There is one other matter with which the opposition has a concern with this bill, and it arises from the proposed subsection 4AA(5), which is item 21 of the bill. That proposed subsection stipulates that a de facto relationship may exist notwithstanding that a partner to it may be married to someone else or in another de facto relationship. This adds nothing to what is already understood by the law but it has, by the manner of its statutory expression, raised community concerns that it endorses or tolerates a form of polygamy. The provision can be deleted without affecting the operation or policy of the legislation and therefore I foreshadow that the opposition will also be moving an amendment in that regard in relation to schedule 1, item 21.
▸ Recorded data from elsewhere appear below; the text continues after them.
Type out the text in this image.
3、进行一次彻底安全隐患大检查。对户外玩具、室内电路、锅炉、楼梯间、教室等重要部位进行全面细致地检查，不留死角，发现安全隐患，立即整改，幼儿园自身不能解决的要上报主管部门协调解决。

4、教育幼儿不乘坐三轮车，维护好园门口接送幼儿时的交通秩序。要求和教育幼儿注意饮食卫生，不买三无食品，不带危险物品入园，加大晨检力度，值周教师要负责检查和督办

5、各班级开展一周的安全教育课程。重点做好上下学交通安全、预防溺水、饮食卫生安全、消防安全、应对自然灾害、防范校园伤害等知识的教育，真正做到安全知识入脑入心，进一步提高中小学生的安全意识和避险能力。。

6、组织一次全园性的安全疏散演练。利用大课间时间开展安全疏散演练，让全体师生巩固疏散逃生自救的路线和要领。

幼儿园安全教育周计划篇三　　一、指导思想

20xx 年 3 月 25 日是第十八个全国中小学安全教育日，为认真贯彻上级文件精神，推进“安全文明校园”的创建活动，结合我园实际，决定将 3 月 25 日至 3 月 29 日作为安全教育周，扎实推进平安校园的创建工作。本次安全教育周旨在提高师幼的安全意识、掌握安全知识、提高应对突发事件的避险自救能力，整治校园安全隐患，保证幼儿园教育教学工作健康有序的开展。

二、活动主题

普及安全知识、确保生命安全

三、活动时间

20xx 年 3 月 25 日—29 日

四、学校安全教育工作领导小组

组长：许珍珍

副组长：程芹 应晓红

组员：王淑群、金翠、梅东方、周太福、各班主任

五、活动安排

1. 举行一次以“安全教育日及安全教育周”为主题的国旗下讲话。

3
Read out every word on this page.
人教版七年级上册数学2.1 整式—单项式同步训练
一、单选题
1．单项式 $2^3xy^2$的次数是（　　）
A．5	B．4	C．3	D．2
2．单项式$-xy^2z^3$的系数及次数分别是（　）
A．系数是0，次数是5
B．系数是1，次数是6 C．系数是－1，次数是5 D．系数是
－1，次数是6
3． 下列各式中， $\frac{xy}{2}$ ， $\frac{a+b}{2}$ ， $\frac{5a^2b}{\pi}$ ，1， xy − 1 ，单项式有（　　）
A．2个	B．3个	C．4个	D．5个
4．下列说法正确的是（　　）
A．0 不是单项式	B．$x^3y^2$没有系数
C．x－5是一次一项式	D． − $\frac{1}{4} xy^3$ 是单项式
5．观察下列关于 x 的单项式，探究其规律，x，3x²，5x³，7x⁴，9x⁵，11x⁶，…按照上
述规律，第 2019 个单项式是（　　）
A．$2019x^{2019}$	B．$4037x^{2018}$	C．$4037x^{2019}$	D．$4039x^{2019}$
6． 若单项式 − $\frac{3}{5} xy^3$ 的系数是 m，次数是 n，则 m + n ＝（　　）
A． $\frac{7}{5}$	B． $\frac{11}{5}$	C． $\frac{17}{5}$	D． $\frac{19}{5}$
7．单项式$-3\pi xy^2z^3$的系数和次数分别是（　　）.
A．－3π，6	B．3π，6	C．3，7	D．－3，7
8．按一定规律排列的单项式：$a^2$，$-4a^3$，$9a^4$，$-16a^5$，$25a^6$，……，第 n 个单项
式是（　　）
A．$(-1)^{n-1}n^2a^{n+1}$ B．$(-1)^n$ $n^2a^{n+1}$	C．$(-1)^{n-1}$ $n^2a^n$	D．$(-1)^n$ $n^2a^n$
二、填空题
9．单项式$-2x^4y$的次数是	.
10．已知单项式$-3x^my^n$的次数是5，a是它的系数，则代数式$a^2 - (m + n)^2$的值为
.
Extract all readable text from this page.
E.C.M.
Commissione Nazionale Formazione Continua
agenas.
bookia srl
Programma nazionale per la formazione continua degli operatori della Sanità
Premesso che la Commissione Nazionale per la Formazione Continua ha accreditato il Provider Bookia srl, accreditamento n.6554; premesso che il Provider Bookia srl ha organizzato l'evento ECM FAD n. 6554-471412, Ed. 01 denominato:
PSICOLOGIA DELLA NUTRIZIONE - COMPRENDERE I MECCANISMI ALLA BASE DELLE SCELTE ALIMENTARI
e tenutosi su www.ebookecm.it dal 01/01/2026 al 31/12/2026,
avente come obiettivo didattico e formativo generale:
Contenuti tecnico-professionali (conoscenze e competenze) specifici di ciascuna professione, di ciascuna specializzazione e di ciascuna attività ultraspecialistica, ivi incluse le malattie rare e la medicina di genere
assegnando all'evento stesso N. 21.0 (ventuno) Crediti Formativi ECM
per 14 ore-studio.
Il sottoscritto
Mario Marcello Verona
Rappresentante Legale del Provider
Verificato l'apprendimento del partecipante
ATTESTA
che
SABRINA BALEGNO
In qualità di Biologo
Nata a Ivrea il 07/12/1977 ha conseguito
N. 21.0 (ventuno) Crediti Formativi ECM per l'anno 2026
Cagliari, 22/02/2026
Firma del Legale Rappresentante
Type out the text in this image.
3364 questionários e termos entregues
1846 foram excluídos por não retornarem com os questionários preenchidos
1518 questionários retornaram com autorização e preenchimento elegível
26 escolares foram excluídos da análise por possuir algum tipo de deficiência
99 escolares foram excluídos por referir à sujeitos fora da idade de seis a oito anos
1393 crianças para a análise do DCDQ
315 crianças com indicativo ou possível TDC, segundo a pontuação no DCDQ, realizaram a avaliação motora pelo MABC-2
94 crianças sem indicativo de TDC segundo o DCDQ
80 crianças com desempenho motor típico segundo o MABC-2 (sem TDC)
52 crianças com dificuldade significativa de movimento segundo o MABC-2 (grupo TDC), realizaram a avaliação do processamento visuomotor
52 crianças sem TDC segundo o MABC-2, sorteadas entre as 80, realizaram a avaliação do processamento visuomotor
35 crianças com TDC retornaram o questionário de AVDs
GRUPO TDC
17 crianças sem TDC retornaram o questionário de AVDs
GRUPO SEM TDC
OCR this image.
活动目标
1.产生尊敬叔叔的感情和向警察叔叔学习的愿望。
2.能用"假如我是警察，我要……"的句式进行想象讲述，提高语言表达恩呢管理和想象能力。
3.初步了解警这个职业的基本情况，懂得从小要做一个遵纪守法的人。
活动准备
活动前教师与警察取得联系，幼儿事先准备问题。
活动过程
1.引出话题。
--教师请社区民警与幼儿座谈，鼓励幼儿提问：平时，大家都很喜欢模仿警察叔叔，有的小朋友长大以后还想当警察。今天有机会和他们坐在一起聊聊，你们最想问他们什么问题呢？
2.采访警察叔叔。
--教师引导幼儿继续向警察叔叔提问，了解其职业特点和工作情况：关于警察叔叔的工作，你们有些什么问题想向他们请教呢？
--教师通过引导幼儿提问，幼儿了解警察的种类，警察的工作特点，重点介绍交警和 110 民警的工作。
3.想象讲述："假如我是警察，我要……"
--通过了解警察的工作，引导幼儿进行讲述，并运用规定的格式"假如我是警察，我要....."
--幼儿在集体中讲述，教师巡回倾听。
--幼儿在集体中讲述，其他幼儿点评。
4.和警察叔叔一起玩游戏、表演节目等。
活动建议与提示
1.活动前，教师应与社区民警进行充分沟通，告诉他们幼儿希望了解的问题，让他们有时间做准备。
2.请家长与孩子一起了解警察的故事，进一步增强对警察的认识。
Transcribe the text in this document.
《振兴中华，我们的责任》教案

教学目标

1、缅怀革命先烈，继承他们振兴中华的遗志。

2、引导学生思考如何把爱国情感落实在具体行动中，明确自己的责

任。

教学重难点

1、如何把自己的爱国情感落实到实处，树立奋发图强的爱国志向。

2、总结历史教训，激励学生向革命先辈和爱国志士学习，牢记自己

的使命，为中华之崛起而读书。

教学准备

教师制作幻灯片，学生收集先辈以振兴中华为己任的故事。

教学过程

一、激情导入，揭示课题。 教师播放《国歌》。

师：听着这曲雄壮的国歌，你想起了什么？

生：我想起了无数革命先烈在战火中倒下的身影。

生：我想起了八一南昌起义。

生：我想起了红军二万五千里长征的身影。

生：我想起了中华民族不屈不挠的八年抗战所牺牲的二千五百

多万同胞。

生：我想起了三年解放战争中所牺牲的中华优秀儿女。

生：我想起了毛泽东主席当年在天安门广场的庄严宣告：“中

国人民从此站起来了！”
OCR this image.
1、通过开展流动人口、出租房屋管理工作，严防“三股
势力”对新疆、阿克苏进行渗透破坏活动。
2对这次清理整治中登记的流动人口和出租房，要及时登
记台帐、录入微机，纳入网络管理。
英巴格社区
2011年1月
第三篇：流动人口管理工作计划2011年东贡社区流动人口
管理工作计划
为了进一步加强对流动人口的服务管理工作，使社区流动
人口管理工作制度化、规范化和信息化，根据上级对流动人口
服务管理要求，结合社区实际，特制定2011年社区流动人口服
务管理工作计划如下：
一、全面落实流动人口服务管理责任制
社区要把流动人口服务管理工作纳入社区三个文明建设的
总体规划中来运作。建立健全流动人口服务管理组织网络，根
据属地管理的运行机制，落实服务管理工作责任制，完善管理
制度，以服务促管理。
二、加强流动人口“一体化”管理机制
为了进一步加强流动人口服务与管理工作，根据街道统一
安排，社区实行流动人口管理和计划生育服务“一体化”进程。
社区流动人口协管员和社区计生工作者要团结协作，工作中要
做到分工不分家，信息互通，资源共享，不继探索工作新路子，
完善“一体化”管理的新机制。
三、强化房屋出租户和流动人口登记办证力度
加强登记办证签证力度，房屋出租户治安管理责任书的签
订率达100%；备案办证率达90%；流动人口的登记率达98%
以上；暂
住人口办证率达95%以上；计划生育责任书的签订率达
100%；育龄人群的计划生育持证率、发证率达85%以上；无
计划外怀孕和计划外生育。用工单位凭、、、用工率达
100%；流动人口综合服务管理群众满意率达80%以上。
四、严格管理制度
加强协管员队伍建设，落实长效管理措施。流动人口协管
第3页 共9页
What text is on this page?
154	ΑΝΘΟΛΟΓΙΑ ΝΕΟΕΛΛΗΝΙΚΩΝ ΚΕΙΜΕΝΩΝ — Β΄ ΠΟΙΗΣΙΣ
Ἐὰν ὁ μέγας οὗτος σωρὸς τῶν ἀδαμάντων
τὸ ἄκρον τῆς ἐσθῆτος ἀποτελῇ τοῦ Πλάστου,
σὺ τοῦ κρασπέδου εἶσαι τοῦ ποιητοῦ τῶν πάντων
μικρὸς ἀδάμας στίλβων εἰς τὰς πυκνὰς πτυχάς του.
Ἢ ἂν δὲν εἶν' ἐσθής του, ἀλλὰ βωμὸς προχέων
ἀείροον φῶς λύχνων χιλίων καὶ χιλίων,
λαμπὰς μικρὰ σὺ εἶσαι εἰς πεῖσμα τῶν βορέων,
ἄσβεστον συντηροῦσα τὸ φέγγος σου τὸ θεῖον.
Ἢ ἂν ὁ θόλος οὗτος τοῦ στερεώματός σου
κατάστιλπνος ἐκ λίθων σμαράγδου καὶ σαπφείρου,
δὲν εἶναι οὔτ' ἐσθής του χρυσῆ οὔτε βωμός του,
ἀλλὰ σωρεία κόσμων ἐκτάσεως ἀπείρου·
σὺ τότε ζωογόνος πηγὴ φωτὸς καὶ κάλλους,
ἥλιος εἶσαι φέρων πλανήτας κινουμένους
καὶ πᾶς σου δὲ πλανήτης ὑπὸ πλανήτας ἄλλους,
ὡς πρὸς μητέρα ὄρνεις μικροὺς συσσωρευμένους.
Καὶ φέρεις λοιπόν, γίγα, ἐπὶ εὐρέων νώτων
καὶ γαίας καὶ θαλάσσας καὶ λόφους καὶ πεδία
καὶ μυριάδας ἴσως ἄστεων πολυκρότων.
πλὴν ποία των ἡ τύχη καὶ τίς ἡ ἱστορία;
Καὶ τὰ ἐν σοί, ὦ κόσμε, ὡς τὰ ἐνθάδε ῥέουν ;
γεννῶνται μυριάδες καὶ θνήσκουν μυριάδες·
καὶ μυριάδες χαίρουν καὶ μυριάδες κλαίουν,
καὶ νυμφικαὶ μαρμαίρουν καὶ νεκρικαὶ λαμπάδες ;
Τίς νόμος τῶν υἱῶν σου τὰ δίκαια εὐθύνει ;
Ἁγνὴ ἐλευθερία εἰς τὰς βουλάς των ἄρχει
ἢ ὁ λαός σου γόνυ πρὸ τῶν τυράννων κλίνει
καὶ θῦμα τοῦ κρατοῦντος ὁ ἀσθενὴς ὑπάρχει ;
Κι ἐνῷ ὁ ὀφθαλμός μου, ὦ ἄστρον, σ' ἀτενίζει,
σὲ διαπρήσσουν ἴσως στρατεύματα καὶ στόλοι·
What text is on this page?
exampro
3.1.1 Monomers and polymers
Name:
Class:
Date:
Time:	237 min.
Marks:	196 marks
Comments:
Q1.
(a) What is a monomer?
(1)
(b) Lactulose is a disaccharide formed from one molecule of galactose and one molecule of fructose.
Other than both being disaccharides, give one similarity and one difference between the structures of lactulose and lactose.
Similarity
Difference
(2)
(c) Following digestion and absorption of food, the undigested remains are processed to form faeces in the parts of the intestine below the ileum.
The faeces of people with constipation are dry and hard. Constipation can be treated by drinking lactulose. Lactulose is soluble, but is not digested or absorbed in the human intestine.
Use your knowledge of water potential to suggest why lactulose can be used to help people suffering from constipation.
The coalition supports the principles underlying this bill and believes it is important in terms of both efficiency and justice that de facto couples, of whatever sexual orientation, have access to the expertise and experience of the Family Court and the Federal Magistrates Court in relation to all issues arising out of relationship breakdowns. That said, I wish to echo the points made by the opposition in relation to the Same-Sex Relationship (Equal Treatment in Commonwealth Laws—Superannuation) bill. In giving our support to this bill, we do not and will not support any change to or devaluation of the traditional status of marriage as the bedrock of our society. Accepting that people live in a permanent domestic relationship with a same-sex or opposite-sex partner does not and should not be allowed to devalue the traditional unique status of marriage. Subject to that very important observation, and subject to the amendments which I have foreshadowed, the opposition supports the bill.